Is it that the nntool that I am using of matlab splits the data randomly into training,test and validation set for checking generalization instead of using cross validation.
Also I could see lots of -ve output values adding neurons while my targets are supposed to be positives. Could it be another issues?
I am not able to explain the behavior of NN here. Any suggestions? Here is the link to my data consisting of the covariates and targets
https://www.dropbox.com/s/0wcj2y6x6jd2vzm/data.mat
I am unfamiliar with nntool but I would suspect that your problem is related to the selection of your initial weights. Poor initial weight selection can lead to very slow convergence or failure to converge at all.
For instance, notice that as the number of neurons in the hidden layer increases, the number of inputs to each neuron in the visible layer also increases (one for each hidden unit). Say you are using a logit in your hidden layer (always positive) and pick your initial weights from the random uniform distribution between a fixed interval. Then as the number of hidden units increases, the inputs to each neuron in the visible layer will also increase because there are more incoming connections. With a very large number of hidden units, your initial solution may become very large and result in poor convergence.

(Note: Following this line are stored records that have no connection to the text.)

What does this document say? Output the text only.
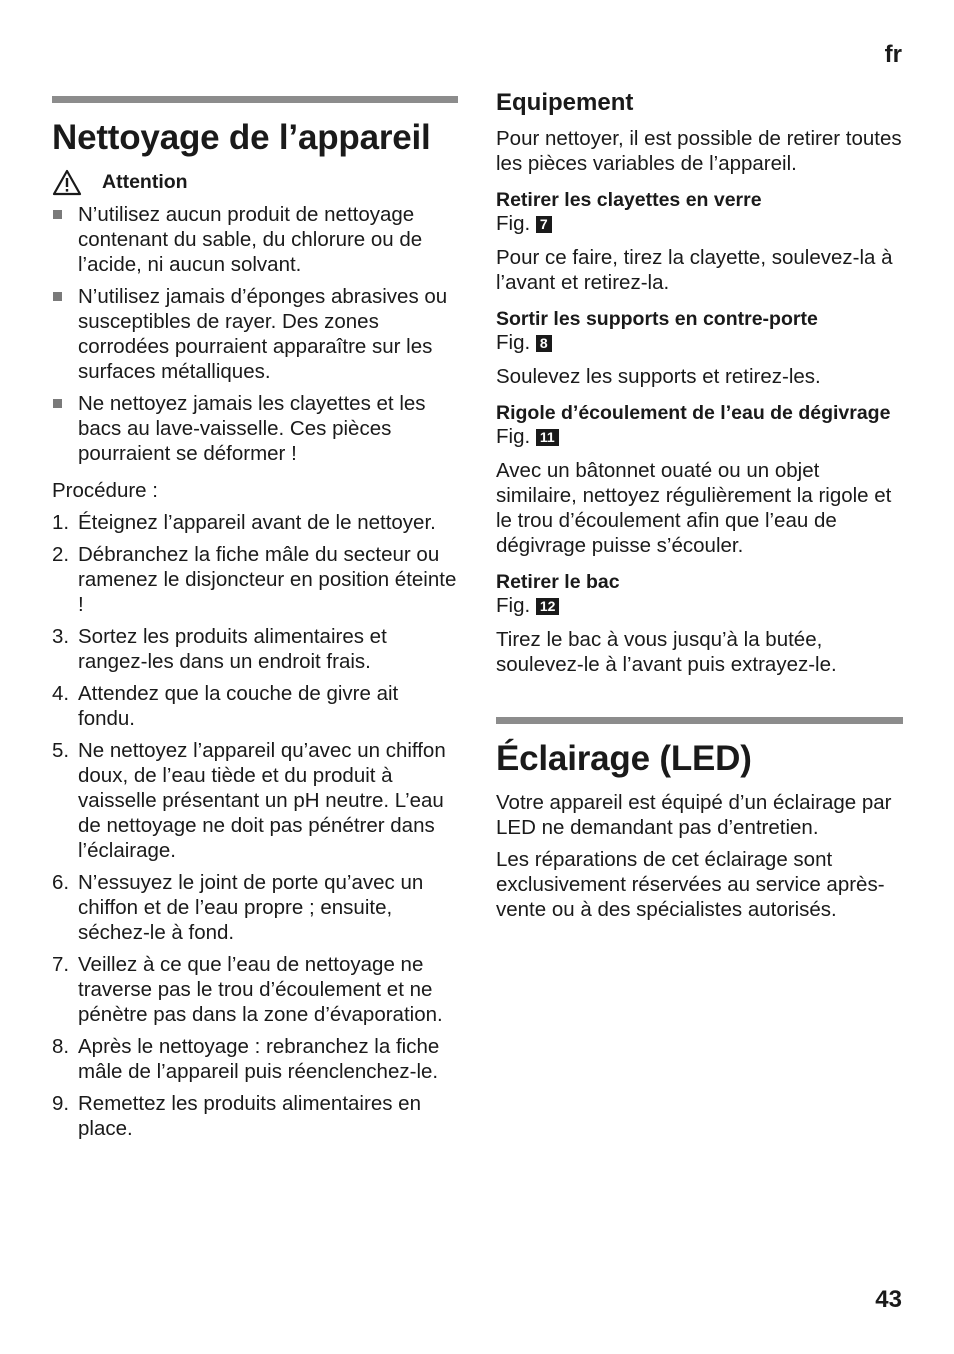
fr
Nettoyage de l’appareil
Attention
N’utilisez aucun produit de nettoyage contenant du sable, du chlorure ou de l’acide, ni aucun solvant.
N’utilisez jamais d’éponges abrasives ou susceptibles de rayer. Des zones corrodées pourraient apparaître sur les surfaces métalliques.
Ne nettoyez jamais les clayettes et les bacs au lave-vaisselle. Ces pièces pourraient se déformer !

Procédure :

1. Éteignez l’appareil avant de le nettoyer.
2. Débranchez la fiche mâle du secteur ou ramenez le disjoncteur en position éteinte !
3. Sortez les produits alimentaires et rangez-les dans un endroit frais.
4. Attendez que la couche de givre ait fondu.
5. Ne nettoyez l’appareil qu’avec un chiffon doux, de l’eau tiède et du produit à vaisselle présentant un pH neutre. L’eau de nettoyage ne doit pas pénétrer dans l’éclairage.
6. N’essuyez le joint de porte qu’avec un chiffon et de l’eau propre ; ensuite, séchez-le à fond.
7. Veillez à ce que l’eau de nettoyage ne traverse pas le trou d’écoulement et ne pénètre pas dans la zone d’évaporation.
8. Après le nettoyage : rebranchez la fiche mâle de l’appareil puis réenclenchez-le.
9. Remettez les produits alimentaires en place.
Equipement

Pour nettoyer, il est possible de retirer toutes les pièces variables de l’appareil.

Retirer les clayettes en verre
Fig. 7

Pour ce faire, tirez la clayette, soulevez-la à l’avant et retirez-la.

Sortir les supports en contre-porte
Fig. 8

Soulevez les supports et retirez-les.

Rigole d’écoulement de l’eau de dégivrage
Fig. 11

Avec un bâtonnet ouaté ou un objet similaire, nettoyez régulièrement la rigole et le trou d’écoulement afin que l’eau de dégivrage puisse s’écouler.

Retirer le bac
Fig. 12

Tirez le bac à vous jusqu’à la butée, soulevez-le à l’avant puis extrayez-le.

Éclairage (LED)

Votre appareil est équipé d’un éclairage par LED ne demandant pas d’entretien.

Les réparations de cet éclairage sont exclusivement réservées au service après-vente ou à des spécialistes autorisés.

43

Of course, how this all behaves depends on your activation functions and the distributio of the data and how it is normalized. I would recommend looking at Efficient Backprop by Yann LeCun for some excellent advice on normalizing your data and selecting initial weights and activation functions.

ANN different results for same train-test sets

I'm implementing a neural network for a supervised classification task in MATLAB.
I have a training set and a test set to evaluate the results.
The problem is that every time I train the network for the same training set I get very different results (sometimes I get a 95% classification accuracy and sometimes like 60%) for the same test set.
Now I know this is because I get different initial weights and I know that I can use 'seed' to set the same initial weights but the question is what does this say about my data and what is the right way to look at this? How do I define the accuracy I'm getting using my designed ANN? Is there a protocol for this (like running the ANN 50 times and get an average accuracy or something)?
Thanks
Make sure your test set is large enough compared to the training set (e.g. 10% of the overall data) and check it regarding diversity. If your test set only covers very specific cases, this could be a reason. Also make sure you always use the same test set. Alternatively you should google the term cross-validation.
Furthermore, observing good training set accuracy while observing bad test set accuracy is a sign for overfitting. Try to apply regularization like a simple L2 weight decay (simply multiply your weight matrices with e.g. 0.999 after each weight update). Depending on your data, Dropout or L1 regularization could also help (especially if you have a lot of redundancies in your input data). Also try to choose a smaller network topology (fewer layers and/or fewer neurons per layer).
To speed up training, you could also try alternative learning algorithms like RPROP+, RPROP- or RMSProp instead of plain backpropagation.
Looks like your ANN is not converging to the optimal set of weights. Without further details of the ANN model, I cannot pinpoint the problem, but I would try increasing the number of iterations.